Z godzinnym opóźnieniem przyjechał w sobotę wieczorem do Bielska-Białej prezes PiS Jarosław Kaczyński. Wyselekcjonowani słuchacze zebrani w auli Akademii Techniczno-Humanistycznej usłyszeli m.in. że tylko Prawo i Sprawiedliwość jest gwarantem demokracji, a opozycja to drapieżcy polujący na stołki.

Początkowo planowano, że Jarosław Kaczyński spotka się z bielszczanami wczesnym popołudniem, ale ze względu na uroczystości pogrzebowe śp. Kornela Morawieckiego prezes PiS pojawił się w Bielsku-Białej dopiero wieczorem. Konwencja miała rozpocząć się o godz. 19.30, lecz ostatecznie doszło do niej z godzinnym opóźnieniem.

Nie wprowadza społeczeństwa w błąd

- Wychodzimy w tych wyborach z dobrych pozycji, bo wykonaliśmy to, co zapowiadaliśmy cztery lata temu - mówił prezes Kaczyński. - Uzyskaliśmy więc w polityce coś, co jest bezcenne, a mianowicie wiarygodność. To znaczy, że nie wprowadzamy społeczeństwa w błąd. Nie manipulujemy.

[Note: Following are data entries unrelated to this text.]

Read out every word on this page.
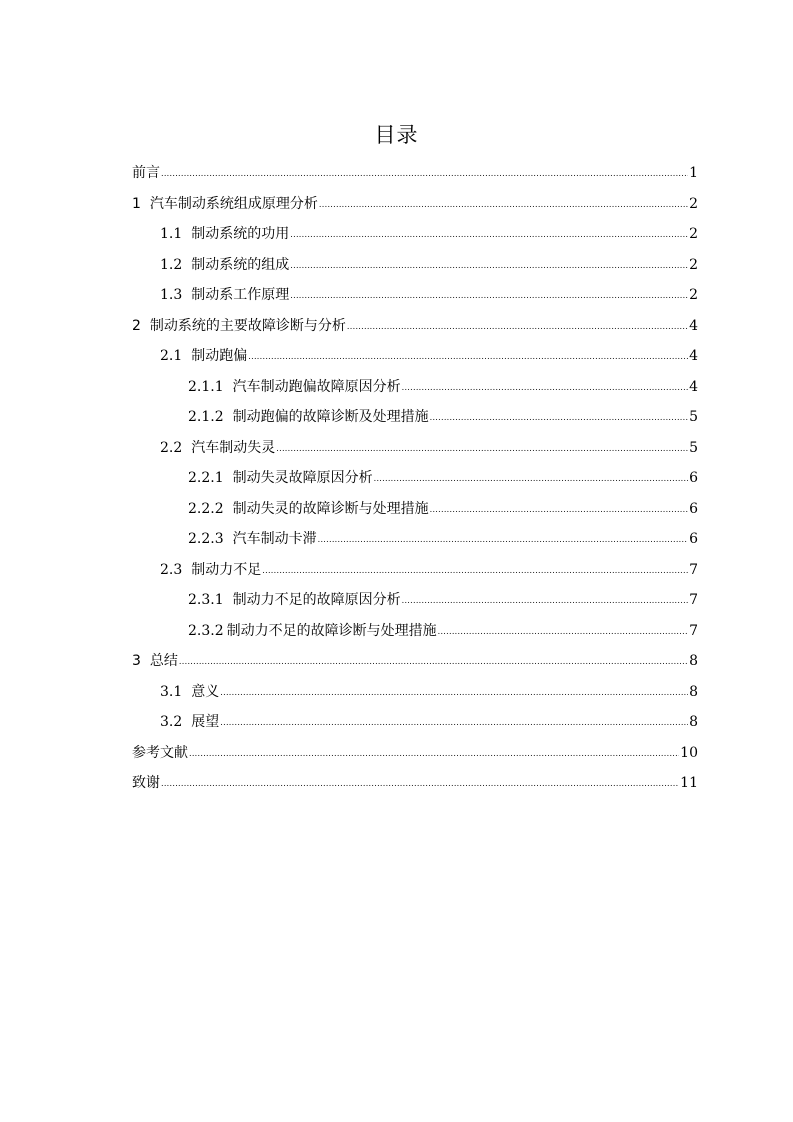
目录
前言 .....	1
1 汽车制动系统组成原理分析 .....	2
1.1 制动系统的功用 .....	2
1.2 制动系统的组成 .....	2
1.3 制动系工作原理 .....	2
2 制动系统的主要故障诊断与分析 .....	4
2.1 制动跑偏 .....	4
2.1.1 汽车制动跑偏故障原因分析 .....	4
2.1.2 制动跑偏的故障诊断及处理措施 .....	5
2.2 汽车制动失灵 .....	5
2.2.1 制动失灵故障原因分析 .....	6
2.2.2 制动失灵的故障诊断与处理措施 .....	6
2.2.3 汽车制动卡滞 .....	6
2.3 制动力不足 .....	7
2.3.1 制动力不足的故障原因分析 .....	7
2.3.2 制动力不足的故障诊断与处理措施 .....	7
3 总结 .....	8
3.1 意义 .....	8
3.2 展望 .....	8
参考文献 .....	10
致谢 .....	11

Tylko uczciwie rozmawiamy z Polakami.

Większość wystąpienia Jarosława Kaczyńskiego w auli Akademii Techniczno-Humanistycznej poświęcona była krytyce opozycji, którą szef PiS nazwał „opozycją trójgłową”. Stwierdził, że rządzenie „to nie haratanie w gałę”, dlatego żadna opozycyjna partia do rządzenia się nie nadaje.

Gwarant prawdziwej demokracji

Jedynie PiS, jak kontynuował prezes, jest zdolne zachować „prawdziwą demokrację". Jarosław Kaczyński odniósł się też do kwestii kulturowych, ironizując z europejskich trendów wolnościowych opartych na tolerancji płciowej. - Nawet pojedyncze komórki wzięte z palca kobiety i mężczyzny mają widoczne różnice - stwierdził szef partii rządzącej. - A oni mówią i przekonują, że jest coś jeszcze oprócz kobiety i mężczyzny.

W auli ATH pojawiło się wielu znanych polityków PiS, w tym europarlamentarzyści Joachim Brudziński, Izabela Kloc i Jadwiga Wiśniewska. Na scenie zaprezentowano wszystkich lokalnych kandydatów PiS w zbliżających się wyborach parlamentarnych. Na spotkanie z prezesem Kaczyńskim przybyło około 250 osób, które aby wejść na salę, musiały wcześniej zapisać się na specjalną listę.